恐らく、貴の花親方に不利な部分だけを読んだのでしょう。

しかも、貴の危機管理委員長は、12月の中間報告で「すぐ貴の岩が『すみません』と謝ればその先に行かなかった」
と、被害者を悪者するという、とんでもない報告を書いた人物です。

私が相撲協会に不信感をいだくのは、例えば、八角理事長が事件後に関係者を集めて訓話を行ったさい、日馬富士の
暴力事件を念頭に、「何気ないちょっとした気持ちでやった暴力」と発言していますが、これも日馬富士の露骨な擁
護の姿勢がありありで、大いに問題です。

つまり、八角理事長は、こんなことは深刻に考える暴力ではなく、「ちょっとした気持ちでやった暴力」で、ことさ
ら大げさに取り上げるべき問題ではない、と言っているのです。

池坊氏がもし、「礼」の重要性を強調するなら、審判の判定に不満を示したり、優勝後に観客に万歳三唱を求めたり、
貴の花親方が巡業部長なら巡業に参加しない、日馬富士も貴の岩も二人とも土俵に上げたい、などという越権行為的
発言が行われた時、直ちに問題にすべきだったのです。

事件の5日後にはこの件について知っていた八角理事長が、直ちに問題の解決に乗り出さず放置しておいたことが大
きな問題です。つまり、現執行部は暴力体質を根本的に改める気はほとんどないようです。
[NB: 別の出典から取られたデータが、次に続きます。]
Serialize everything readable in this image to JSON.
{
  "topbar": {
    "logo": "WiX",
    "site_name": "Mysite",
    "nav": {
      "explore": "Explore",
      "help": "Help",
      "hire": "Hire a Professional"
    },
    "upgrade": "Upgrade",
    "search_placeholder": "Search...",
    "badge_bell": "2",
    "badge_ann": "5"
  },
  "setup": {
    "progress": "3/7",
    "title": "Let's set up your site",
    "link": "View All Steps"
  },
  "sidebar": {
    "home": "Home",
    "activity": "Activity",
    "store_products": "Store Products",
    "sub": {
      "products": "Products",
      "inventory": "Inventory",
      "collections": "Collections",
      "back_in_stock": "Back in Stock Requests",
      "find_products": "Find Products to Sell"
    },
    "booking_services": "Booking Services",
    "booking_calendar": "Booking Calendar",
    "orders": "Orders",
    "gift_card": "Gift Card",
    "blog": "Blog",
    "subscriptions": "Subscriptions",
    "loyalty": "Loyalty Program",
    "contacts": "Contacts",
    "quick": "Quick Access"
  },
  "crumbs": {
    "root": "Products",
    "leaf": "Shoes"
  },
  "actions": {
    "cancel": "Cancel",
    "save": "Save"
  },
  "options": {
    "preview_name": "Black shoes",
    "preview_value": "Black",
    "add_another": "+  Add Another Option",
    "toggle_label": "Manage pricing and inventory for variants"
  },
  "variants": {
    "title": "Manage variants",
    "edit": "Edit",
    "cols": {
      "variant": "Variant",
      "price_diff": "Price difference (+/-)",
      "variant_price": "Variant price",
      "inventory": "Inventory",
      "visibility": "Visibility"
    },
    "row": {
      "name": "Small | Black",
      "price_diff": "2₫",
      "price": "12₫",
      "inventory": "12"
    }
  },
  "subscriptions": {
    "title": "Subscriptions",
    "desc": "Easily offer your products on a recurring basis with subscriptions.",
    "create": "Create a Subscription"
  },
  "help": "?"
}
もし、スポーツ紙にすっぱ抜なれなければ、内々に、うやむやにしてしまおうとしたのではないか、と疑われてもし
かたありません。

ところで、貴の花理事解任に関して、『朝日新聞』は5日の「社説」で、協会側の不手際を指摘しながらも、全体と
しては、貴の花親方に対しては、池坊氏の論調と同じ批判に重点をおいています。

また、5日の『毎日新聞』も、報告義務違反と、聴取に応じなかったという理事としての忠実義務違反を前面に出し
ています。やはり、記者クラブメディアの限界でしょう。

多くの力士も親方も、今、体制側につこうか中立を通すか、あるいは貴の花親方につこうか、じっと事態の推移を見
ている、といったところです。どちらにしても、相撲という伝統に自己保身や自己利益などをめぐる政治的な要素が
持ち込まれ、一相撲ファンの私としては不愉快です。

ところで、メディアは「貴の花親方は、少しでもみんなの前で言いたいことを言うべきである」と言っています。

これは一見、しごく当然のように聞こえますが、私は必ずしもそうだとは思いません。

協会幹部、危機管理委員会、評議員会や、テレビや新聞などのメジャーなメディアはこぞって、貴の花親方に批判的
であり、話しベタな貴の花親方が話しても、良い結果は生まれない、と貴の親方は考えているのでしょう。

貴の花親方にとって、もっとも賢いのは、批判も処分もしたいだけさせておいて、いつかの時点で、弁護士を通して
法廷で一挙に反撃にでることを考えているのかも知れません。